ストーリーは芥川龍之介の『藪の中』のような要素(事件を解き明かそうとするが、三者の説明が食い違う)をはらみつつ、謎解きの後、急転直下で物語は進んでいく。

時代物でちょっとぞっとするような感覚があるあやめ十八番の作品……というと、『伊勢系 水巴』、そして堀越さんがコロさんに書いた『肥後系 麗月』(私は未見)だろうか。こちらは共に一人芝居。
物が擬人化する作品では、「病院」と同棲生活する男の話の『伊勢系 薄化粧』があった。
これらの作品の流れを汲みつつ、演劇的には大きく発展したのが今回の『三英花 煙夕空』だろう。

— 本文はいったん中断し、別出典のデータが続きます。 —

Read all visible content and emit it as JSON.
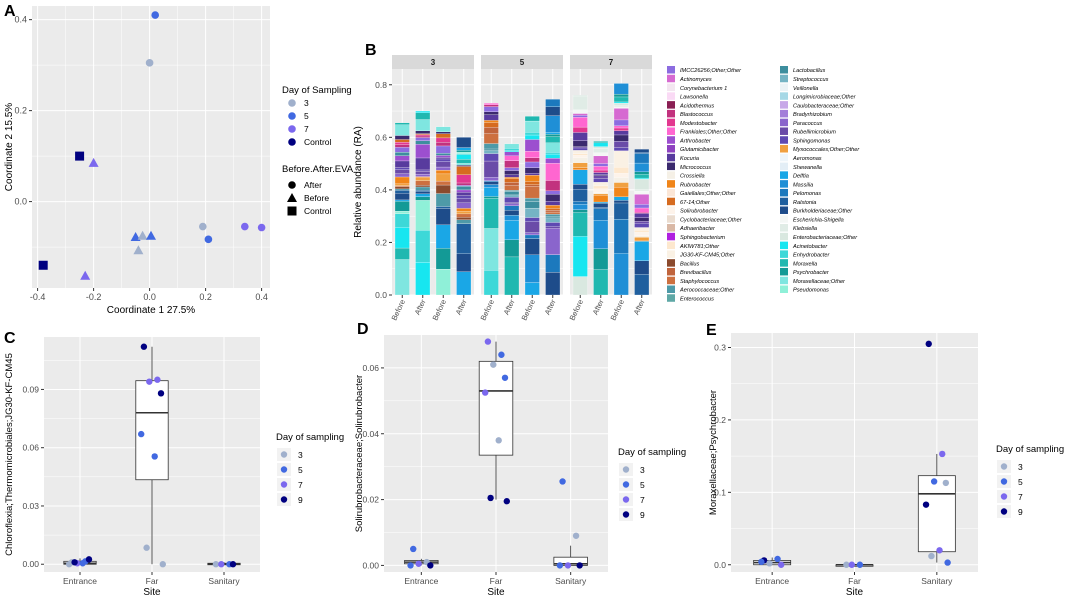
{
  "colors": {
    "panel_bg": "#ebebeb",
    "grid": "#ffffff",
    "strip": "#d9d9d9",
    "day3": "#a0b0cc",
    "day5": "#4169e1",
    "day7": "#7b68ee",
    "day9": "#000080",
    "control": "#000080"
  },
  "panels": {
    "A": {
      "letter": "A",
      "xlabel": "Coordinate 1 27.5%",
      "ylabel": "Coordinate 2 15.5%",
      "xticks": [
        "-0.4",
        "-0.2",
        "0.0",
        "0.2",
        "0.4"
      ],
      "yticks": [
        "0.4",
        "0.2",
        "0.0"
      ],
      "legend1": {
        "title": "Day of Sampling",
        "items": [
          "3",
          "5",
          "7",
          "Control"
        ]
      },
      "legend2": {
        "title": "Before.After.EVA",
        "items": [
          "After",
          "Before",
          "Control"
        ]
      }
    },
    "B": {
      "letter": "B",
      "ylabel": "Relative abundance (RA)",
      "yticks": [
        "0.8",
        "0.6",
        "0.4",
        "0.2",
        "0.0"
      ],
      "facets": [
        "3",
        "5",
        "7"
      ],
      "xcats": [
        "Before",
        "After",
        "Before",
        "After"
      ]
    },
    "C": {
      "letter": "C",
      "ylabel": "Chloroflexia;Thermomicrobiales;JG30-KF-CM45",
      "xlabel": "Site",
      "xcats": [
        "Entrance",
        "Far",
        "Sanitary"
      ],
      "yticks": [
        "0.09",
        "0.06",
        "0.03",
        "0.00"
      ],
      "legend": {
        "title": "Day of sampling",
        "items": [
          "3",
          "5",
          "7",
          "9"
        ]
      }
    },
    "D": {
      "letter": "D",
      "ylabel": "Solirubrobacteraceae;Solirubrobacter",
      "xlabel": "Site",
      "xcats": [
        "Entrance",
        "Far",
        "Sanitary"
      ],
      "yticks": [
        "0.06",
        "0.04",
        "0.02",
        "0.00"
      ],
      "legend": {
        "title": "Day of sampling",
        "items": [
          "3",
          "5",
          "7",
          "9"
        ]
      }
    },
    "E": {
      "letter": "E",
      "ylabel": "Moraxellaceae;Psychrobacter",
      "xlabel": "Site",
      "xcats": [
        "Entrance",
        "Far",
        "Sanitary"
      ],
      "yticks": [
        "0.3",
        "0.2",
        "0.1",
        "0.0"
      ],
      "legend": {
        "title": "Day of sampling",
        "items": [
          "3",
          "5",
          "7",
          "9"
        ]
      }
    }
  },
  "chart_data": [
    {
      "type": "scatter",
      "panel": "A",
      "xlabel": "Coordinate 1 27.5%",
      "ylabel": "Coordinate 2 15.5%",
      "xlim": [
        -0.42,
        0.43
      ],
      "ylim": [
        -0.19,
        0.43
      ],
      "points": [
        {
          "x": 0.02,
          "y": 0.41,
          "day": "5",
          "shape": "After"
        },
        {
          "x": 0.0,
          "y": 0.305,
          "day": "3",
          "shape": "After"
        },
        {
          "x": -0.25,
          "y": 0.1,
          "day": "Control",
          "shape": "Control"
        },
        {
          "x": -0.2,
          "y": 0.085,
          "day": "7",
          "shape": "Before"
        },
        {
          "x": 0.19,
          "y": -0.055,
          "day": "3",
          "shape": "After"
        },
        {
          "x": 0.34,
          "y": -0.055,
          "day": "7",
          "shape": "After"
        },
        {
          "x": 0.4,
          "y": -0.057,
          "day": "7",
          "shape": "After"
        },
        {
          "x": 0.21,
          "y": -0.083,
          "day": "5",
          "shape": "After"
        },
        {
          "x": -0.05,
          "y": -0.078,
          "day": "5",
          "shape": "Before"
        },
        {
          "x": -0.025,
          "y": -0.075,
          "day": "3",
          "shape": "Before"
        },
        {
          "x": 0.005,
          "y": -0.075,
          "day": "5",
          "shape": "Before"
        },
        {
          "x": -0.04,
          "y": -0.107,
          "day": "3",
          "shape": "Before"
        },
        {
          "x": -0.38,
          "y": -0.14,
          "day": "Control",
          "shape": "Control"
        },
        {
          "x": -0.23,
          "y": -0.163,
          "day": "7",
          "shape": "Before"
        }
      ]
    },
    {
      "type": "bar",
      "stacked": true,
      "panel": "B",
      "ylabel": "Relative abundance (RA)",
      "ylim": [
        0,
        0.86
      ],
      "facets": [
        "3",
        "5",
        "7"
      ],
      "categories": [
        "Before",
        "After",
        "Before",
        "After"
      ],
      "totals": [
        [
          0.655,
          0.7,
          0.64,
          0.6
        ],
        [
          0.73,
          0.575,
          0.68,
          0.745
        ],
        [
          0.76,
          0.585,
          0.805,
          0.555
        ]
      ],
      "taxa": [
        {
          "name": "IMCC26256;Other;Other",
          "color": "#8c6ce0"
        },
        {
          "name": "Actinomyces",
          "color": "#d66ad1"
        },
        {
          "name": "Corynebacterium 1",
          "color": "#f3e6f0"
        },
        {
          "name": "Lawsonella",
          "color": "#fadaf5"
        },
        {
          "name": "Acidothermus",
          "color": "#8a1f54"
        },
        {
          "name": "Blastococcus",
          "color": "#c2327e"
        },
        {
          "name": "Modestobacter",
          "color": "#e2378f"
        },
        {
          "name": "Frankiales;Other;Other",
          "color": "#ff66d0"
        },
        {
          "name": "Arthrobacter",
          "color": "#9c4fcf"
        },
        {
          "name": "Glutamicibacter",
          "color": "#8e42c0"
        },
        {
          "name": "Kocuria",
          "color": "#583b9e"
        },
        {
          "name": "Micrococcus",
          "color": "#3b2a6e"
        },
        {
          "name": "Crossiella",
          "color": "#f5f0e6"
        },
        {
          "name": "Rubrobacter",
          "color": "#f08519"
        },
        {
          "name": "Gaiellales;Other;Other",
          "color": "#fbe6d6"
        },
        {
          "name": "67-14;Other",
          "color": "#d66b1f"
        },
        {
          "name": "Solirubrobacter",
          "color": "#fdf3ea"
        },
        {
          "name": "Cyclobacteriaceae;Other",
          "color": "#eadccf"
        },
        {
          "name": "Adhaeribacter",
          "color": "#d9b8a5"
        },
        {
          "name": "Sphingobacterium",
          "color": "#b020e0"
        },
        {
          "name": "AKIW781;Other",
          "color": "#fde8ce"
        },
        {
          "name": "JG30-KF-CM45;Other",
          "color": "#faf1e4"
        },
        {
          "name": "Bacillus",
          "color": "#8b4a2d"
        },
        {
          "name": "Brevibacillus",
          "color": "#c0643c"
        },
        {
          "name": "Staphylococcus",
          "color": "#cd7040"
        },
        {
          "name": "Aerococcaceae;Other",
          "color": "#4e9aa8"
        },
        {
          "name": "Enterococcus",
          "color": "#5fa8a6"
        },
        {
          "name": "Lactobacillus",
          "color": "#3d8e9e"
        },
        {
          "name": "Streptococcus",
          "color": "#75b4c4"
        },
        {
          "name": "Veillonella",
          "color": "#ebf3f6"
        },
        {
          "name": "Longimicrobiaceae;Other",
          "color": "#a6d8e6"
        },
        {
          "name": "Caulobacteraceae;Other",
          "color": "#c7a7e8"
        },
        {
          "name": "Bradyrhizobium",
          "color": "#a37ed9"
        },
        {
          "name": "Paracoccus",
          "color": "#8a65cc"
        },
        {
          "name": "Rubellimicrobium",
          "color": "#6a4ba8"
        },
        {
          "name": "Sphingomonas",
          "color": "#5f49b2"
        },
        {
          "name": "Myxococcales;Other;Other",
          "color": "#f0a040"
        },
        {
          "name": "Aeromonas",
          "color": "#eef5fa"
        },
        {
          "name": "Shewanella",
          "color": "#e3eef6"
        },
        {
          "name": "Delftia",
          "color": "#1aa7e6"
        },
        {
          "name": "Massilia",
          "color": "#1f8fd6"
        },
        {
          "name": "Pelomonas",
          "color": "#1c79bd"
        },
        {
          "name": "Ralstonia",
          "color": "#1f5f9e"
        },
        {
          "name": "Burkholderiaceae;Other",
          "color": "#1e4c8a"
        },
        {
          "name": "Escherichia-Shigella",
          "color": "#f4f7f5"
        },
        {
          "name": "Klebsiella",
          "color": "#e0ece6"
        },
        {
          "name": "Enterobacteriaceae;Other",
          "color": "#d9e8e0"
        },
        {
          "name": "Acinetobacter",
          "color": "#17e6f0"
        },
        {
          "name": "Enhydrobacter",
          "color": "#3dd8d8"
        },
        {
          "name": "Moraxella",
          "color": "#20b8b0"
        },
        {
          "name": "Psychrobacter",
          "color": "#139a96"
        },
        {
          "name": "Moraxellaceae;Other",
          "color": "#7fe6e0"
        },
        {
          "name": "Pseudomonas",
          "color": "#8ff0d8"
        }
      ]
    },
    {
      "type": "box",
      "panel": "C",
      "xlabel": "Site",
      "ylabel": "Chloroflexia;Thermomicrobiales;JG30-KF-CM45",
      "categories": [
        "Entrance",
        "Far",
        "Sanitary"
      ],
      "ylim": [
        -0.004,
        0.117
      ],
      "boxes": [
        {
          "category": "Entrance",
          "q1": 0.0,
          "median": 0.0005,
          "q3": 0.0015,
          "lo": 0.0,
          "hi": 0.003
        },
        {
          "category": "Far",
          "q1": 0.0435,
          "median": 0.078,
          "q3": 0.0945,
          "lo": 0.0,
          "hi": 0.112
        },
        {
          "category": "Sanitary",
          "q1": 0.0,
          "median": 0.0,
          "q3": 0.0005,
          "lo": 0.0,
          "hi": 0.001
        }
      ],
      "points": [
        {
          "site": "Entrance",
          "y": 0.001,
          "day": "3"
        },
        {
          "site": "Entrance",
          "y": 0.0015,
          "day": "5"
        },
        {
          "site": "Entrance",
          "y": 0.0005,
          "day": "7"
        },
        {
          "site": "Entrance",
          "y": 0.0025,
          "day": "9"
        },
        {
          "site": "Entrance",
          "y": 0.0,
          "day": "3"
        },
        {
          "site": "Entrance",
          "y": 0.0005,
          "day": "5"
        },
        {
          "site": "Entrance",
          "y": 0.001,
          "day": "9"
        },
        {
          "site": "Far",
          "y": 0.112,
          "day": "9"
        },
        {
          "site": "Far",
          "y": 0.095,
          "day": "7"
        },
        {
          "site": "Far",
          "y": 0.094,
          "day": "7"
        },
        {
          "site": "Far",
          "y": 0.088,
          "day": "9"
        },
        {
          "site": "Far",
          "y": 0.067,
          "day": "5"
        },
        {
          "site": "Far",
          "y": 0.0555,
          "day": "5"
        },
        {
          "site": "Far",
          "y": 0.0085,
          "day": "3"
        },
        {
          "site": "Far",
          "y": 0.0,
          "day": "3"
        },
        {
          "site": "Sanitary",
          "y": 0.0,
          "day": "3"
        },
        {
          "site": "Sanitary",
          "y": 0.0,
          "day": "5"
        },
        {
          "site": "Sanitary",
          "y": 0.0,
          "day": "7"
        },
        {
          "site": "Sanitary",
          "y": 0.0,
          "day": "9"
        }
      ]
    },
    {
      "type": "box",
      "panel": "D",
      "xlabel": "Site",
      "ylabel": "Solirubrobacteraceae;Solirubrobacter",
      "categories": [
        "Entrance",
        "Far",
        "Sanitary"
      ],
      "ylim": [
        -0.002,
        0.07
      ],
      "boxes": [
        {
          "category": "Entrance",
          "q1": 0.0005,
          "median": 0.001,
          "q3": 0.0015,
          "lo": 0.0,
          "hi": 0.002
        },
        {
          "category": "Far",
          "q1": 0.0335,
          "median": 0.053,
          "q3": 0.062,
          "lo": 0.02,
          "hi": 0.068
        },
        {
          "category": "Sanitary",
          "q1": 0.0,
          "median": 0.0005,
          "q3": 0.0025,
          "lo": 0.0,
          "hi": 0.006
        }
      ],
      "points": [
        {
          "site": "Entrance",
          "y": 0.005,
          "day": "5"
        },
        {
          "site": "Entrance",
          "y": 0.001,
          "day": "3"
        },
        {
          "site": "Entrance",
          "y": 0.0005,
          "day": "7"
        },
        {
          "site": "Entrance",
          "y": 0.0,
          "day": "9"
        },
        {
          "site": "Entrance",
          "y": 0.0,
          "day": "5"
        },
        {
          "site": "Far",
          "y": 0.068,
          "day": "7"
        },
        {
          "site": "Far",
          "y": 0.064,
          "day": "5"
        },
        {
          "site": "Far",
          "y": 0.061,
          "day": "3"
        },
        {
          "site": "Far",
          "y": 0.057,
          "day": "5"
        },
        {
          "site": "Far",
          "y": 0.0525,
          "day": "7"
        },
        {
          "site": "Far",
          "y": 0.038,
          "day": "3"
        },
        {
          "site": "Far",
          "y": 0.0205,
          "day": "9"
        },
        {
          "site": "Far",
          "y": 0.0195,
          "day": "9"
        },
        {
          "site": "Sanitary",
          "y": 0.0255,
          "day": "5"
        },
        {
          "site": "Sanitary",
          "y": 0.009,
          "day": "3"
        },
        {
          "site": "Sanitary",
          "y": 0.0,
          "day": "7"
        },
        {
          "site": "Sanitary",
          "y": 0.0,
          "day": "9"
        },
        {
          "site": "Sanitary",
          "y": 0.0,
          "day": "5"
        }
      ]
    },
    {
      "type": "box",
      "panel": "E",
      "xlabel": "Site",
      "ylabel": "Moraxellaceae;Psychrobacter",
      "categories": [
        "Entrance",
        "Far",
        "Sanitary"
      ],
      "ylim": [
        -0.01,
        0.32
      ],
      "boxes": [
        {
          "category": "Entrance",
          "q1": 0.0,
          "median": 0.003,
          "q3": 0.006,
          "lo": 0.0,
          "hi": 0.01
        },
        {
          "category": "Far",
          "q1": 0.0,
          "median": 0.0,
          "q3": 0.0,
          "lo": 0.0,
          "hi": 0.0
        },
        {
          "category": "Sanitary",
          "q1": 0.018,
          "median": 0.098,
          "q3": 0.123,
          "lo": 0.003,
          "hi": 0.153
        }
      ],
      "points": [
        {
          "site": "Entrance",
          "y": 0.006,
          "day": "9"
        },
        {
          "site": "Entrance",
          "y": 0.008,
          "day": "5"
        },
        {
          "site": "Entrance",
          "y": 0.002,
          "day": "3"
        },
        {
          "site": "Entrance",
          "y": 0.0,
          "day": "7"
        },
        {
          "site": "Entrance",
          "y": 0.004,
          "day": "5"
        },
        {
          "site": "Far",
          "y": 0.0,
          "day": "3"
        },
        {
          "site": "Far",
          "y": 0.0,
          "day": "5"
        },
        {
          "site": "Far",
          "y": 0.0,
          "day": "7"
        },
        {
          "site": "Sanitary",
          "y": 0.305,
          "day": "9"
        },
        {
          "site": "Sanitary",
          "y": 0.153,
          "day": "7"
        },
        {
          "site": "Sanitary",
          "y": 0.115,
          "day": "5"
        },
        {
          "site": "Sanitary",
          "y": 0.113,
          "day": "3"
        },
        {
          "site": "Sanitary",
          "y": 0.083,
          "day": "9"
        },
        {
          "site": "Sanitary",
          "y": 0.02,
          "day": "7"
        },
        {
          "site": "Sanitary",
          "y": 0.012,
          "day": "3"
        },
        {
          "site": "Sanitary",
          "y": 0.003,
          "day": "5"
        }
      ]
    }
  ]
}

当日パンフレットには「モノに魂が宿ったら、面白い」と作・演出の堀越涼さんの言葉があった。
もちろん実際には、モノは語らないし幽霊もいないけれど(←身も蓋もない表現で申し訳ない)、でも、観客は「モノに魂が宿ったら……?」というフィクション(いわば、大風呂敷)に身を委ね、「物語」の世界に没頭する。そんな演劇的なダイナミズムにあふれているのは、平櫛のアトリエや日暮里駅から谷中墓地を通る会場への道筋という周到な借景、堀越さんの物語の世界に否応なしに観客を導いていく力強い脚本、影絵などを用い、空間を生かした緩急ある演出によるものだ。

そして、役者を生かすということ。

鬼平の島田大翼さんの輪郭のはっきりした演技は、どんな時代設定にも負けない気骨がある。島田さんはオペラシアターこんにゃく座の役者であり、ストレートプレイの経験は殆どないと聞いて驚いた。そういう人材を見つけ出し、適材適所で使えるのもあやめ十八番、堀越さんの手腕だろう。
万年壺の村上誠基さんの達者さはいわずもがな。人間でない「物」を演じるのってどうなんだろう…?と思うけど、含羞のあるキャラクターを見せた。
大脇差にっかり平左兼正の小口ふみかさんはあやめ十八番の出演を重ねる毎にどんどん魅力的な役者になっていくし、出演者四人と思いきや、音楽監督の吉田能さんは見たこともない楽器を生演奏をするだけでなく、役者としても出演。刑事西田昌造の老練な感じが意外で面白い。吉田さんはさらに照明も操作して八面六臂の活躍だ。

幽霊絵のお駒と回想シーンでの織部の娘のはる役を、あやめ十八番座員の金子侑加さん。堀越さんは金子さんの魅力をうまく生かす脚本を書くなあ、と改めて思う。今回も嫋嫋しい風情ながら、一転して女性の違う一面を見せるところに凄みがあり、お駒とはるがいわば裏表のようになっているのも効果的だ。

現実と空想のあわいで始まった物語はストンと終わり、観客は暑い夏の終わりの現実に戻り、また家路に着く。普通の道を歩いていたはずなのに、いつの間にかお墓の中を通っている不思議さまでが芝居の続きのようにも思える。珍しい経験をした。